Finding a Compromise for Tomorrow's Relations Between UE and UK

Finding a Compromise for Tomorrow's Relations Between UE and UK


Enlargement is the name of the process whereby countries join the European Union. It was thought to be irreversible. Then came Brexit. Paola Mariani devoted her most recent research activity to the United Kingdom withdrawal from the Union. In her book Lasciare l’Unione Europea: riflessioni giuridiche sul recesso nei giorni di Brexit (EGEA 2018), she analyzes the exit through the lens of international law and EU law, offering a systematic and original interpretation of the article 50 of the Treaty on European Union.
In the first case of interpretation of this same article by the Court of Justice (Andy Wightman MSP and others v Secretary of State for Exiting the EU), the advocate general Campos Sánchez-Bordona quoted, among other international academic contributions, the work of professor Mariani in support of the thesis to allow unilateral revocation of the notification of the intention to withdrawal.

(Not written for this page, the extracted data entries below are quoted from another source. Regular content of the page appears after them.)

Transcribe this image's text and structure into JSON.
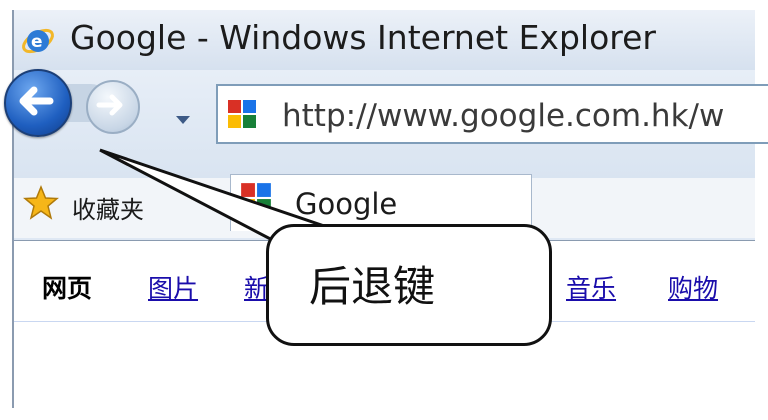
{
  "window": {
    "title": "Google - Windows Internet Explorer"
  },
  "navbar": {
    "address": "http://www.google.com.hk/w"
  },
  "favorites": {
    "label": "收藏夹"
  },
  "tab": {
    "label": "Google"
  },
  "page_nav": {
    "links": [
      {
        "label": "网页",
        "active": true
      },
      {
        "label": "图片",
        "active": false
      },
      {
        "label": "新",
        "active": false
      },
      {
        "label": "音乐",
        "active": false
      },
      {
        "label": "购物",
        "active": false
      }
    ]
  },
  "annotation": {
    "callout_text": "后退键"
  },
  "icons": {
    "browser": "ie-logo-icon",
    "back": "back-arrow-icon",
    "forward": "forward-arrow-icon",
    "dropdown": "chevron-down-icon",
    "site": "google-favicon-icon",
    "favorites": "star-icon"
  },
  "colors": {
    "link": "#1a0dab",
    "back_button": "#1f5fc0",
    "titlebar": "#dfe8f4"
  }
}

In her article Brexit e il sistema di soluzione delle controversie nell’accordo di recesso dall’Unione europea: quale ruolo per la Corte di giustizia?, professor Mariani focuses on the role of the Court of Justice in resolving disputes between the UK and the EU during the transitional period that will last until 31 December 2020. “British prime minister Theresa May’s government put down some Brexit red lines including the end of the jurisdiction of the European Court of Justice. The greater the use of EU rules in relations with the UK, the less the possibility of excluding the Court from the dispute settlement system”.

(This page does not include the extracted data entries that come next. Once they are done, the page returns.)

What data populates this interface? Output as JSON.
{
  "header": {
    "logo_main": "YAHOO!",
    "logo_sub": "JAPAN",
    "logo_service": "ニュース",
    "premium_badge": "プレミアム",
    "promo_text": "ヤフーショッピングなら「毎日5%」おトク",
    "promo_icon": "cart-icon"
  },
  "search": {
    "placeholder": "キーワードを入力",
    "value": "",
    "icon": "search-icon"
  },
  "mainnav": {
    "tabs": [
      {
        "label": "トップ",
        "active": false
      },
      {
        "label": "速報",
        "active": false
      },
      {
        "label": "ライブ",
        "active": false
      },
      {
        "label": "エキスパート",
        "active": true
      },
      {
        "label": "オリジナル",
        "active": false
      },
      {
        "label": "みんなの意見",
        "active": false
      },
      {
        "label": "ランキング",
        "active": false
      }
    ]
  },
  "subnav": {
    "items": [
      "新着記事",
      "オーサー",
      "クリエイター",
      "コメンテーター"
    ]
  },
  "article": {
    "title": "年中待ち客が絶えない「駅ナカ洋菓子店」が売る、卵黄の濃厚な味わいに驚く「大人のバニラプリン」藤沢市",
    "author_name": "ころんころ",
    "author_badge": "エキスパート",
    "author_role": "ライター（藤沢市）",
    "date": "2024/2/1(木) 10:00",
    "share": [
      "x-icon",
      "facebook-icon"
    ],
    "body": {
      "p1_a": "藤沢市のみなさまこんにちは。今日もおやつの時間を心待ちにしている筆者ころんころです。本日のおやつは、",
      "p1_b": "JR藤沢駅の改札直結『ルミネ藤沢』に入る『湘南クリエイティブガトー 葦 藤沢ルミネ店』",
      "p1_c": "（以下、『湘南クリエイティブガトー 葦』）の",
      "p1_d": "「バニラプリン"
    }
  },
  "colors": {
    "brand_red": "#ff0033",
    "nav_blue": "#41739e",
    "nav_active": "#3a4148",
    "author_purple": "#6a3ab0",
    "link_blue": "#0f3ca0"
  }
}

In The Framework of Future Relations: Trade, a working paper that will be included in the collective work The Law and Politics of Brexit (Oxford University Press), Paola Mariani and Giorgio Sacerdoti explore the future of EU-UK trade relations. “The most sensitive issue is the re-establishment of a hard border between the Republic of Ireland and Northern Ireland. The stabilization of the relations between the ‘two Irelands’ took place along with the realization of the common market. The end of the free market could mean the resurgence of the conflict”. The future of trade relation between EU and UK is not written. It will be a compromise between the aspirations of the UK to conduct an independent trade policy and the aspirations of the EU to preserve the unity of its market.